David and his men come to Nob, which was about two miles
from Jerusalem and had, at this time, become a city of priests who had fled
from Shiloh after the Philistines attacked that place. We are not told that the tabernacle was here
but the sacerdotal functions of the priestly worship were being maintained so
we assume this is where the tabernacle was located. David lies and says he is on a mission from
the king to induce the priests to provide for the needs of he and his men and
further assures the priest that they are ritually pure. He is given the sword of Goliath, which he
had captured after he killed the Philistine champion, an interesting little
irony. We see a man, Doeg the Edomite,
Saul’s chief herdsman, lurking here, hearing and observing all these things, an
ominous note. David’s deception
continues at Gath, Goliath’s hometown, when he hears the chatter that he is
king of Israel based on the little verse that makes him greater than Saul and
determines it best to pretend to be a madman so as to relieve yet another king
of any fears that David is a threat to him.
David is willing to be a pragmatist with respect to truth when needs be.

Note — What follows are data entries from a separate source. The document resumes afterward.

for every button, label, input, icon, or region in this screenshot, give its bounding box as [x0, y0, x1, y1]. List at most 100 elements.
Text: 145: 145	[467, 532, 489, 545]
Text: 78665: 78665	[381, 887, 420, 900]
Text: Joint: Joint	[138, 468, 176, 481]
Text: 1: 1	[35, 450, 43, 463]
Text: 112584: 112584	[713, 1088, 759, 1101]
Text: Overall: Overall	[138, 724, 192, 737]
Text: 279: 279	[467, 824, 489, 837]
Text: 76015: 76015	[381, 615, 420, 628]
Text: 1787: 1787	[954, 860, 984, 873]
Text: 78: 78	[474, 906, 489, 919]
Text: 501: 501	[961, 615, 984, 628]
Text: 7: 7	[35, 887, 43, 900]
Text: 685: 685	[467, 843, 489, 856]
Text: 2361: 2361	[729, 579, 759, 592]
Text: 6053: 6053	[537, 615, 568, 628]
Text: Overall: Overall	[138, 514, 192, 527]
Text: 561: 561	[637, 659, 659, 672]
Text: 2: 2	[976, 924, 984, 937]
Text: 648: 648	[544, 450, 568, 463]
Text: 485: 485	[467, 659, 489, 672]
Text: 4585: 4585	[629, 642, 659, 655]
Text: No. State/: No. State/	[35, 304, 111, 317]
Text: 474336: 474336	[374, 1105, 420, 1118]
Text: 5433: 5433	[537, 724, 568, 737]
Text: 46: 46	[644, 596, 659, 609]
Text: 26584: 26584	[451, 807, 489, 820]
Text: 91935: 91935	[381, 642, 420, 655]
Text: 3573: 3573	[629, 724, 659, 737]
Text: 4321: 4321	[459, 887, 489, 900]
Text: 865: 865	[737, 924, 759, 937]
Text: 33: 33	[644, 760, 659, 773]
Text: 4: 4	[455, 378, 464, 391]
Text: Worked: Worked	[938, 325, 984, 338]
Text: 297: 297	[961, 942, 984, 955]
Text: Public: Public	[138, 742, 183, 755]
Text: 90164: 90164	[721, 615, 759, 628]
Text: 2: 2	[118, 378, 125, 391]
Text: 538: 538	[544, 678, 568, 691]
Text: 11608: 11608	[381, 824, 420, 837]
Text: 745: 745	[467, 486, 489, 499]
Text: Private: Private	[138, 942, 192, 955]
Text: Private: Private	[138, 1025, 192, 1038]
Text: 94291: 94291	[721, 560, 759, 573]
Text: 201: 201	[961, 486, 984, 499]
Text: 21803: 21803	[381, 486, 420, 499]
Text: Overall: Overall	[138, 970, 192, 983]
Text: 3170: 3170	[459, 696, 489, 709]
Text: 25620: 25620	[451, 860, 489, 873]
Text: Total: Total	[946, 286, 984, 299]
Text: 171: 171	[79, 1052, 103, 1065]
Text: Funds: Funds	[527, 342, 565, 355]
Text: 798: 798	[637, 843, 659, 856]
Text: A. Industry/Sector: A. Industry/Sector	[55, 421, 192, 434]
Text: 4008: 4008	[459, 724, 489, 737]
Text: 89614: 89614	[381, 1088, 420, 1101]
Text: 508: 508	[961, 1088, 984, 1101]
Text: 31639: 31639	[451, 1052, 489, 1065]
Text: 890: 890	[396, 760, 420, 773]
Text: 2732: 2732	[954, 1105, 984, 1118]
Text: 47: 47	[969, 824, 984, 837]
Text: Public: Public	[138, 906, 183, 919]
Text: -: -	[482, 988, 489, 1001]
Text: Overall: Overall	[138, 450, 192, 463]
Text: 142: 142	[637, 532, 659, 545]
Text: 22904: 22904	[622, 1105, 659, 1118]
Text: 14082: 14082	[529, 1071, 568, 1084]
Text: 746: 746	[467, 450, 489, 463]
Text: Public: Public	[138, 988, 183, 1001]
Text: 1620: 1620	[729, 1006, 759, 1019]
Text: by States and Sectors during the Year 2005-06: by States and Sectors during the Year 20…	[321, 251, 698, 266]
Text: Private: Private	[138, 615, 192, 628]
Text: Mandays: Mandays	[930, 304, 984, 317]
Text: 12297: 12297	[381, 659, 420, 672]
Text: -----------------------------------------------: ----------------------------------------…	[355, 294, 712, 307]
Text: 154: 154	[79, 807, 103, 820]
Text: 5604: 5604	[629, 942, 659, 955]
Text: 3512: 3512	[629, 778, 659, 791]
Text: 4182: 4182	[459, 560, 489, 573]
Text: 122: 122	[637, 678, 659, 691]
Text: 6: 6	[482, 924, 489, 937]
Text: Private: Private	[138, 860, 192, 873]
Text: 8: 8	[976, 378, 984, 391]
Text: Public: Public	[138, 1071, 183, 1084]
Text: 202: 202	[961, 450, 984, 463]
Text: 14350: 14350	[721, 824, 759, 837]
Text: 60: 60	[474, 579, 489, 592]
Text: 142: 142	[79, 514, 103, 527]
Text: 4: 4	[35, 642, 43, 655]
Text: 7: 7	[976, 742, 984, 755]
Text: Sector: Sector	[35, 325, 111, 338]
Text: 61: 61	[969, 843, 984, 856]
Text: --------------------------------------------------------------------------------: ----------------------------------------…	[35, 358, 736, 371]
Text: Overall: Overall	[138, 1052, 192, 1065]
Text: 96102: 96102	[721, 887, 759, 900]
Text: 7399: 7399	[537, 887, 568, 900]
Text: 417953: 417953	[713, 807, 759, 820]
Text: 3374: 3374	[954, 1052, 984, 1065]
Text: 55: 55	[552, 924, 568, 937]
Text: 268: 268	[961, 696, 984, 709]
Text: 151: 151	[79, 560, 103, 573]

The ministry is becoming more regional, more well-known and
the crush of the crowds following Jesus is becoming greater by the day it
seems. They come to hear and to be
healed, to see this man of whom they have heard great things and He can go
nowhere without being followed. Demons
fall before Him, crying out His identity but with a word He silences them,
their testimony is unwanted and unwelcome, their desire is to press the issue,
force the time to come ahead of God’s timing, they do not know the end of God’s
plan, they are hoping to create their own.

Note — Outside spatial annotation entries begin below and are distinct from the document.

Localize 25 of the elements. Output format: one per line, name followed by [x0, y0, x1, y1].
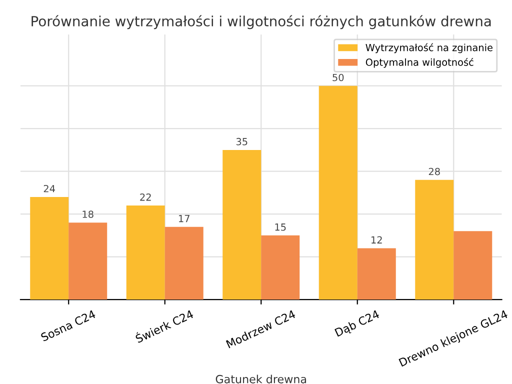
data-label: 17: [178, 214, 190, 222]
legend-label: Optymalna wilgotność: [366, 58, 474, 68]
data-label: 18: [82, 210, 94, 218]
chart-title: Porównanie wytrzymałości i wilgotności różnych gatunków drewna: [32, 15, 491, 30]
data-label: 22: [140, 193, 151, 201]
data-label: 28: [428, 168, 440, 176]
bar: [164, 226, 204, 300]
bar: [222, 150, 262, 300]
bar: [126, 206, 165, 300]
x-axis-title: Gatunek drewna: [216, 374, 306, 384]
bar: [357, 248, 396, 300]
data-label: 50: [332, 74, 344, 82]
bar: [30, 196, 69, 300]
data-label: 24: [44, 184, 55, 192]
x-tick-label: Sosna C24: [40, 310, 96, 342]
bar: [318, 86, 358, 300]
bar: [68, 222, 108, 300]
data-label: 12: [372, 236, 382, 244]
bar: [415, 180, 454, 300]
data-label: 15: [275, 224, 286, 231]
x-tick-label: Dąb C24: [334, 310, 381, 339]
data-label: 35: [236, 138, 248, 146]
bar: [261, 235, 300, 300]
bar: [454, 231, 492, 300]
legend-label: Wytrzymałość na zginanie: [366, 43, 492, 54]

The leaders of the synagogue in Pisidian Antioch couldn’t
have been prepared for Paul when they asked, “Brothers, if you have any word of
encouragement for the people, say it.”
No one would have imagined that Paul was going to preach Messiah had
come and was crucified. As He began His
presentation they probably settled in and listened as he remarkably quickly
skipped through a couple thousand years of Israel’s history and then suddenly
proclaimed that God had sent Jesus, a descendant of Jesse’s son, David, as
savior. All the other history, the time
in Egypt, the wilderness, the giving of the Law, the conquest of the land, the
periods of the judges and kings, the exile from the land, all of it, was
nothing more than prelude to something God was doing in Jesus. Nothing anyone did brought it about, John
proclaimed it and prepared people for it, but God did it on His own. Do we ever trust in God’s sovereignty in real
time or only after the fact when we see it clearly? What is going on in your life today that
makes you uneasy about the future? What
are you doing about that, resting in Him or grasping to make something happen?